Gabriel A. Fuentes
Gabriel A. Fuentes

The global spread of coronavirus is changing the way judges approach their duties.

In written opinions last week, U.S. Magistrate Judge Gabriel A. Fuentes set out a protocol in two unrelated lawsuits — one stemming from a fall in a store and the other from a car crash — for seeking to depose medical professionals or treatment providers during the COVID-19 pandemic.

The protocol will allow him to determine whether the burden of requiring a particular medical provider sit for a deposition outweighs the likely benefits, Fuentes wrote in his opinions.

Citing Geiger v. Aetna Life Insurance Co., 845 F.3d 357 (7th Cir. 2017), he noted judges have wide discretion in handling discovery in civil cases.

“The [c]ourt’s discretion includes taking steps that, notwithstanding their impact on the speed of the ultimate determination of the matter, recognize the severity of the public health crisis and the role of courts and litigants in being public citizens during the crisis,” Fuentes wrote Friday in the slip-and-fall case, Bonita Lipsey v. Walmart Inc., No. 19 C 7681.

Part of being a public citizen, he wrote Tuesday in the car crash case, involves considering a medical professional’s involvement in fighting the pandemic when determining whether it is necessary to depose that professional.

“It is reasonable for all of us to expect that at this moment and at least for the next few weeks and possibly longer, the situation at hospitals and medical offices will be all hands on deck,” Fuentes wrote in Sandra DeVine, et al. v. XPO Logistics Freight Inc., et al., No. 18 C 1264.

“All hands cannot be on deck if some of them are at a law office sitting for a deposition in a tort lawsuit.”

Other judges also are including the coronavirus pandemic as a factor in deciding motions in civil cases.

For example, in a trademark-infringement case, U.S. District Judge Steven C. Seeger on Wednesday declined to set an immediate hearing on the plaintiff’s motion for a temporary restraining order.

The plaintiff alleges the defendants are infringing its trademarks by placing its drawings of unicorns on such products as puzzles, purses and phone cases.

Seeger had previously scheduled a hearing on the motion for a few weeks in the future. He had reasoned a short delay in the midst of a global pandemic would help protect the health and safety of the lawyers and court staff as well as the public.

The plaintiff then filed a motion to reconsider. Before Seeger ruled on that motion, the plaintiff filed a motion for a temporary restraining order before the judge designated to hear emergency matters.

Seeger denied the motion to reconsider before the other motion came before the emergency judge.

“The world is facing a real emergency,” Seeger wrote in his order. “Plaintiff is not.”

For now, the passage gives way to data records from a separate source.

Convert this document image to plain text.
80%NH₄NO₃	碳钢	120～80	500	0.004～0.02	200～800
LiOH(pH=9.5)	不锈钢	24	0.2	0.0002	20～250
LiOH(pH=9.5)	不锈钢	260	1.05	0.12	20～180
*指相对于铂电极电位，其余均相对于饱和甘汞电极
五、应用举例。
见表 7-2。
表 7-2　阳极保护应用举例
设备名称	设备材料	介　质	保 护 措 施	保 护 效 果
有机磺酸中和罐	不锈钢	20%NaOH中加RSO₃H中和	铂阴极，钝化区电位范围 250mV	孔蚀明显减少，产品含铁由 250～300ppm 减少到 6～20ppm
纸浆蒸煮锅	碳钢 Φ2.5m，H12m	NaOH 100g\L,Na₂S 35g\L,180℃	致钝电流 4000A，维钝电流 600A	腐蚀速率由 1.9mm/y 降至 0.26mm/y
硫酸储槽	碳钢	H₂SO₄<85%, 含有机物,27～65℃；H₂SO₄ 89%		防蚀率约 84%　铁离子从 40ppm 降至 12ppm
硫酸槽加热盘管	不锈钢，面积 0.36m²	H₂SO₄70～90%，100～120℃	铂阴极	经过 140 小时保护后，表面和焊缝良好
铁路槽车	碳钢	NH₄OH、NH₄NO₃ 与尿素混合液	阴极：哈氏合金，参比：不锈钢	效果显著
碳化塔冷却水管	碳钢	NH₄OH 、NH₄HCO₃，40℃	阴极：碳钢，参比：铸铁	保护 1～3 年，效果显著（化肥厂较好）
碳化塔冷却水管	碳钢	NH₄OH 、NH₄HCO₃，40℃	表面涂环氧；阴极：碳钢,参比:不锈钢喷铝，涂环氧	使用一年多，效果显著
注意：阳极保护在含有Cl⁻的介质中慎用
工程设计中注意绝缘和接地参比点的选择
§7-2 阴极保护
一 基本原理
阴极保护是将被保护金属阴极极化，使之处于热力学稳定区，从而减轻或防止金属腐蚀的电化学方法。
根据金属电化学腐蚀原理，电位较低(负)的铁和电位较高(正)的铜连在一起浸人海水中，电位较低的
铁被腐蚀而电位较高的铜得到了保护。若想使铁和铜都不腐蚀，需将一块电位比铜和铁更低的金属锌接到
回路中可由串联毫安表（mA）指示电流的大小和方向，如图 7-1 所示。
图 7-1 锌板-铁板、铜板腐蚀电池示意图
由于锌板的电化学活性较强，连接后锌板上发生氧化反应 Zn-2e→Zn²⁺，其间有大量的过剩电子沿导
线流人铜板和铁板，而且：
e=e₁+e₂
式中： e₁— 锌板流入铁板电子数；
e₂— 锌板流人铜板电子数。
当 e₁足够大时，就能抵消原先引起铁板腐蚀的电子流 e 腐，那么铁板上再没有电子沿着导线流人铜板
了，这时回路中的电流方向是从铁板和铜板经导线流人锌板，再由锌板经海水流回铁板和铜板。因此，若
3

The case is Art Ask Agency v. The Individuals, Corporations, Companies, Partnerships and Unincorporated Associations Identified in Schedule A Hereto, No. 20 C 1666 (N.D. Ill. March 18, 2020).

In his opinions in both Lipsey and DeVine, Fuentes cited Federal Rule of Civil Procedure 26(b)(1).

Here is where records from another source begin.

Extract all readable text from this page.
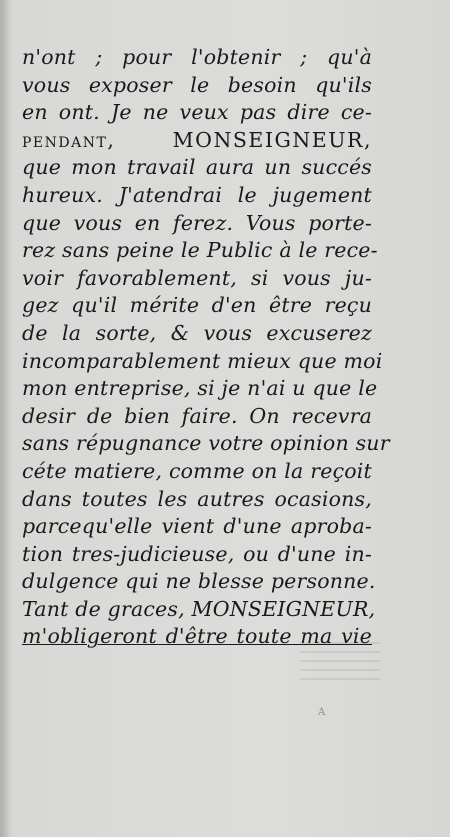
n'ont ; pour l'obtenir ; qu'à
vous exposer le besoin qu'ils
en ont. Je ne veux pas dire ce-
pendant, MONSEIGNEUR,
que mon travail aura un succés
hureux. J'atendrai le jugement
que vous en ferez. Vous porte-
rez sans peine le Public à le rece-
voir favorablement, si vous ju-
gez qu'il mérite d'en être reçu
de la sorte, & vous excuserez
incomparablement mieux que moi
mon entreprise, si je n'ai u que le
desir de bien faire. On recevra
sans répugnance votre opinion sur
céte matiere, comme on la reçoit
dans toutes les autres ocasions,
parcequ'elle vient d'une aproba-
tion tres-judicieuse, ou d'une in-
dulgence qui ne blesse personne.
Tant de graces, MONSEIGNEUR,
m'obligeront d'être toute ma vie
A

The rule allows parties to obtain discovery on any nonprivileged, relevant matter considering such factors as “the importance of the issues at stake in the action” and “the importance of the discovery in resolving the issues.”

Another factor to consider, according to the rule, is “whether the burden or expense of the proposed discovery outweighs its likely benefit.”

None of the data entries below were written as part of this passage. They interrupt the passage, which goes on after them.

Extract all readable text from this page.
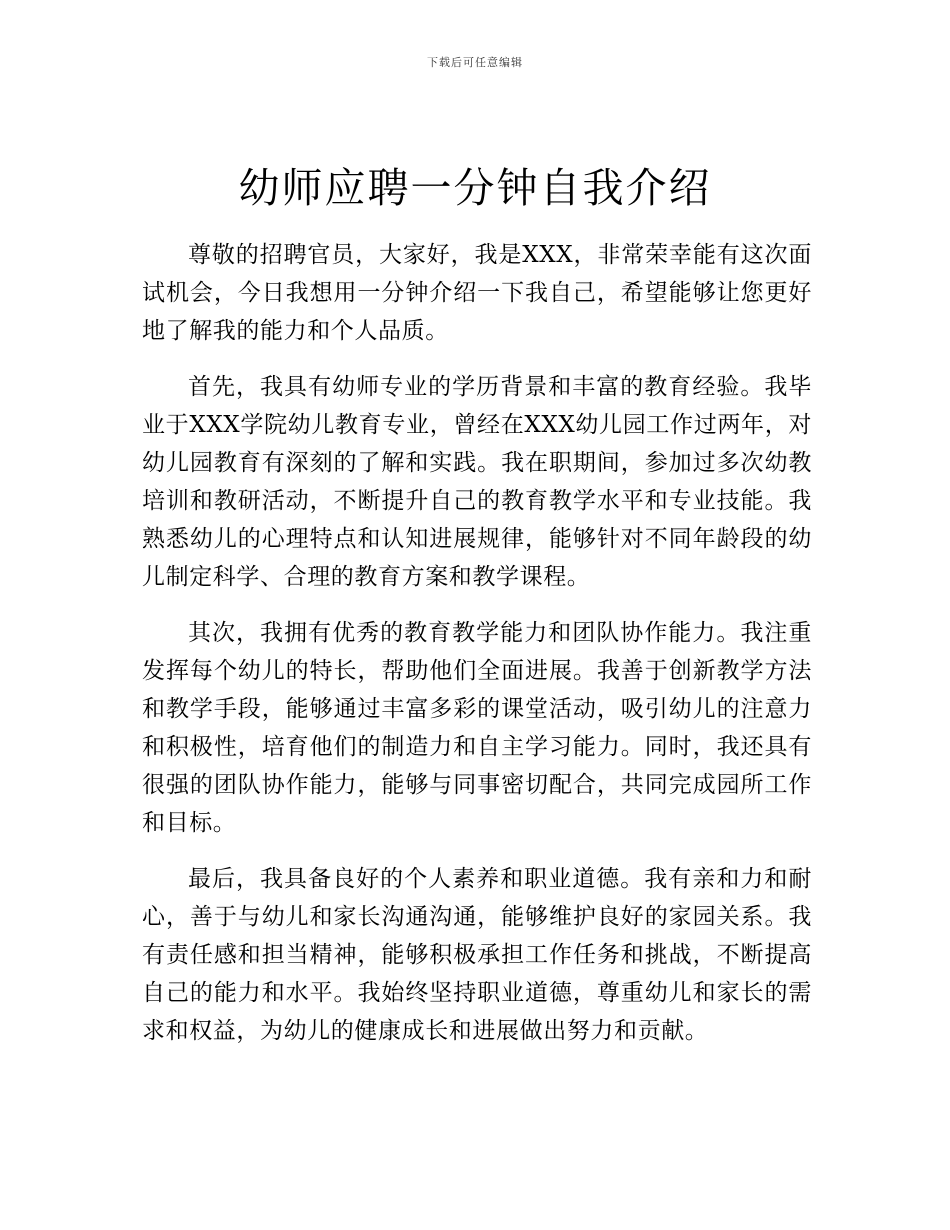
下载后可任意编辑
幼师应聘一分钟自我介绍

尊敬的招聘官员，大家好，我是XXX，非常荣幸能有这次面试机会，今日我想用一分钟介绍一下我自己，希望能够让您更好地了解我的能力和个人品质。

首先，我具有幼师专业的学历背景和丰富的教育经验。我毕业于XXX学院幼儿教育专业，曾经在XXX幼儿园工作过两年，对幼儿园教育有深刻的了解和实践。我在职期间，参加过多次幼教培训和教研活动，不断提升自己的教育教学水平和专业技能。我熟悉幼儿的心理特点和认知进展规律，能够针对不同年龄段的幼儿制定科学、合理的教育方案和教学课程。

其次，我拥有优秀的教育教学能力和团队协作能力。我注重发挥每个幼儿的特长，帮助他们全面进展。我善于创新教学方法和教学手段，能够通过丰富多彩的课堂活动，吸引幼儿的注意力和积极性，培育他们的制造力和自主学习能力。同时，我还具有很强的团队协作能力，能够与同事密切配合，共同完成园所工作和目标。

最后，我具备良好的个人素养和职业道德。我有亲和力和耐心，善于与幼儿和家长沟通沟通，能够维护良好的家园关系。我有责任感和担当精神，能够积极承担工作任务和挑战，不断提高自己的能力和水平。我始终坚持职业道德，尊重幼儿和家长的需求和权益，为幼儿的健康成长和进展做出努力和贡献。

Fuentes also cited Rule 45, which allows courts to quash or alter a subpoena if complying with the subpoena would impose an “undue burden” on a person.

Fuentes’ protocol requires lawyers for the parties to discuss — over the phone — the list of medical providers they intend to depose.

The lawyers must try to agree whether those depositions should proceed. Or they may decide to put off the depositions until a settlement conference is held.

The lawyers must submit a status report to Fuentes by April 10.

For those providers who will be deposed, the party seeking the deposition must submit a response to the protocol disclosing the provider’s name, hospital affiliation and area of practice or specialty.

The response also must disclose the provider’s current or anticipated involvement in responding to the pandemic and the extent of his or her involvement in the treatment of the plaintiff.

Other information to be disclosed includes the provider’s relative importance to the case and possible alternative ways to obtain the same information.

A party must object to deposing a particular witness within 10 days after the response is filed.

The parties may not subpoena any medical witnesses absent an order from Fuentes.

Bonita Lipsey’s attorney, Chester L. Cameron Jr. of Taxman Pollock Murray & Bekkerman LLC, praised Fuentes’ “judicial insight and practicality.”

“Certainly, I am a zealous advocate for my clients and love to keep cases moving toward their trial dates, but I cannot compel medical professionals into depositions when the health of the nation is at stake,” Cameron wrote in an email.

This is the first time he has been required to follow such a protocol, he wrote, but also the first time since he began practicing law that the courts have shut down most operations.

“Unprecedented times call for unprecedented measures,” Cameron wrote. “We all have to do our part to fight this pandemic off, and if that means having a deposition protocol, I take no issue with that or any reasonable delay that might be created by it.”